Rex J H, Pfaller M A, Barry A L, Nelson P W, Webb C D
Department of Internal Medicine, University of Texas Medical School, Houston, USA.
Antimicrob Agents Chemother. 1995 Jan;39(1):40-4. doi: 10.1128/AAC.39.1.40.
The antifungal susceptibilities of 232 pathogenic blood stream Candida isolates collected during a recently completed trial comparing fluconazole (400 mg/day) with amphotericin B (0.5 mg/kg of body weight per day) as treatment for candidemia in the nonneutropenic patient were determined both by the National committee for Clinical Laboratory Standards M27-P macrobroth methodology and by a less cumbersome broth microdilution methodology. For amphotericin B, M27-P yielded a very narrow range of MICs (0.125 to 1 microgram/ml) and there were no susceptibility differences among species. For fluconazole, a broad range of MICs were seen (0.125 to > 64 micrograms/ml), with characteristic MICs seen for each species in the rank order Candida albicans < C. parapsilosis approximately equal to C. lusitaniae < C. glabrata approximately equal to C. krusei approximately equal to C. lipolytica. The MIC distribution for C. tropicalis was bimodal and could not be ranked. Both microdilution MICs were within one tube dilution of the M27-P MIC for > 90% of isolates with amphotericin B and for > or = 77% of isolates with fluconazole. For both methods, elevated MICs did not predict treatment failure. In the case of amphotericin B, the MIC range was too narrow to permit identification of resistant isolates. In the case of fluconazole, MICs for isolates associated with failure to clear the bloodstream consistently were equivalent to the median MIC for the given species. Successful courses of therapy were seen with four isolates from four patients despite MICs of > or = 32 micrograms/ml. As MICs obtained by M27-P and similar methods correlate with responsiveness to fluconazole therapy in animal models and in AIDS patients with oropharyngeal candidiasis, the lack of correlation in this setting suggests that the MICs for these isolates are at or below the relevant fluconazole breakpoint for this dose of fluconazole and patient setting and that host factors such as failure to exchange intravenous catheters were more important than MIC in predicting outcome.

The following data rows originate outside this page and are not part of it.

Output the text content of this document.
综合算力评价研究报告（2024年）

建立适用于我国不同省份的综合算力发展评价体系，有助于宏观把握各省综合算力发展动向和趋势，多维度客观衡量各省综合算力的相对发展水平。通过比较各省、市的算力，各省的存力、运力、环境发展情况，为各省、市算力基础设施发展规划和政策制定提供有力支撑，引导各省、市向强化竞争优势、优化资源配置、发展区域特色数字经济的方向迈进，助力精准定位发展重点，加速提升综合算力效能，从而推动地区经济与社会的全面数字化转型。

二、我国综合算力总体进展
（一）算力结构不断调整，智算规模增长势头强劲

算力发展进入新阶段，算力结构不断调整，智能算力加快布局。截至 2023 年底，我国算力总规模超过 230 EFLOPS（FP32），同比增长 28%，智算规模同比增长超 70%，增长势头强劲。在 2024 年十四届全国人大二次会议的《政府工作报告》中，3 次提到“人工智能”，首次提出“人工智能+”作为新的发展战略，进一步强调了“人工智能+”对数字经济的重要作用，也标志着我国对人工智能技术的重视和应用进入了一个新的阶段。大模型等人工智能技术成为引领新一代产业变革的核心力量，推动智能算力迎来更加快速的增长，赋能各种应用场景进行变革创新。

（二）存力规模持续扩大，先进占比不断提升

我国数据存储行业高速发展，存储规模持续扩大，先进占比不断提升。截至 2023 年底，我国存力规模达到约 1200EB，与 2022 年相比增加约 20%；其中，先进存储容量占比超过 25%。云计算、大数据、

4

在一项最近完成的试验中,收集了232株致病性血流念珠菌分离株,该试验比较了氟康唑(400毫克/天)与两性霉素B(0.5毫克/千克体重/天)作为非中性粒细胞减少患者念珠菌血症的治疗方法。采用美国国家临床实验室标准委员会M27 - P宏肉汤法和一种不太繁琐的肉汤微量稀释法,测定了这些分离株的抗真菌药敏性。对于两性霉素B,M27 - P法得出的MIC范围非常窄(0.125至1微克/毫升),不同菌种之间没有药敏差异。对于氟康唑,观察到较宽的MIC范围(0.125至>64微克/毫升),每种菌种都有其特征性的MIC,顺序为白色念珠菌<C. parapsilosis约等于C. lusitaniae<C. glabrata约等于C. krusei约等于C. lipolytica。热带念珠菌的MIC分布呈双峰,无法排序。对于两性霉素B,超过90%的分离株以及对于氟康唑,超过或等于77%的分离株,两种微量稀释法得出的MIC都在M27 - P法MIC的一个试管稀释范围内。对于两种方法,MIC升高都不能预测治疗失败。对于两性霉素B,MIC范围太窄,无法鉴定耐药分离株。对于氟康唑,与未能持续清除血流相关的分离株的MIC与给定菌种的MIC中位数相当。尽管有4例患者的分离株MIC大于或等于32微克/毫升,但治疗过程仍成功。由于通过M27 - P法和类似方法获得的MIC与动物模型以及患有口咽念珠菌病的艾滋病患者对氟康唑治疗的反应相关,在这种情况下缺乏相关性表明,这些分离株的MIC处于或低于该剂量氟康唑和患者情况的相关氟康唑折点,并且在预测结果方面,诸如未能更换静脉导管等宿主因素比MIC更重要。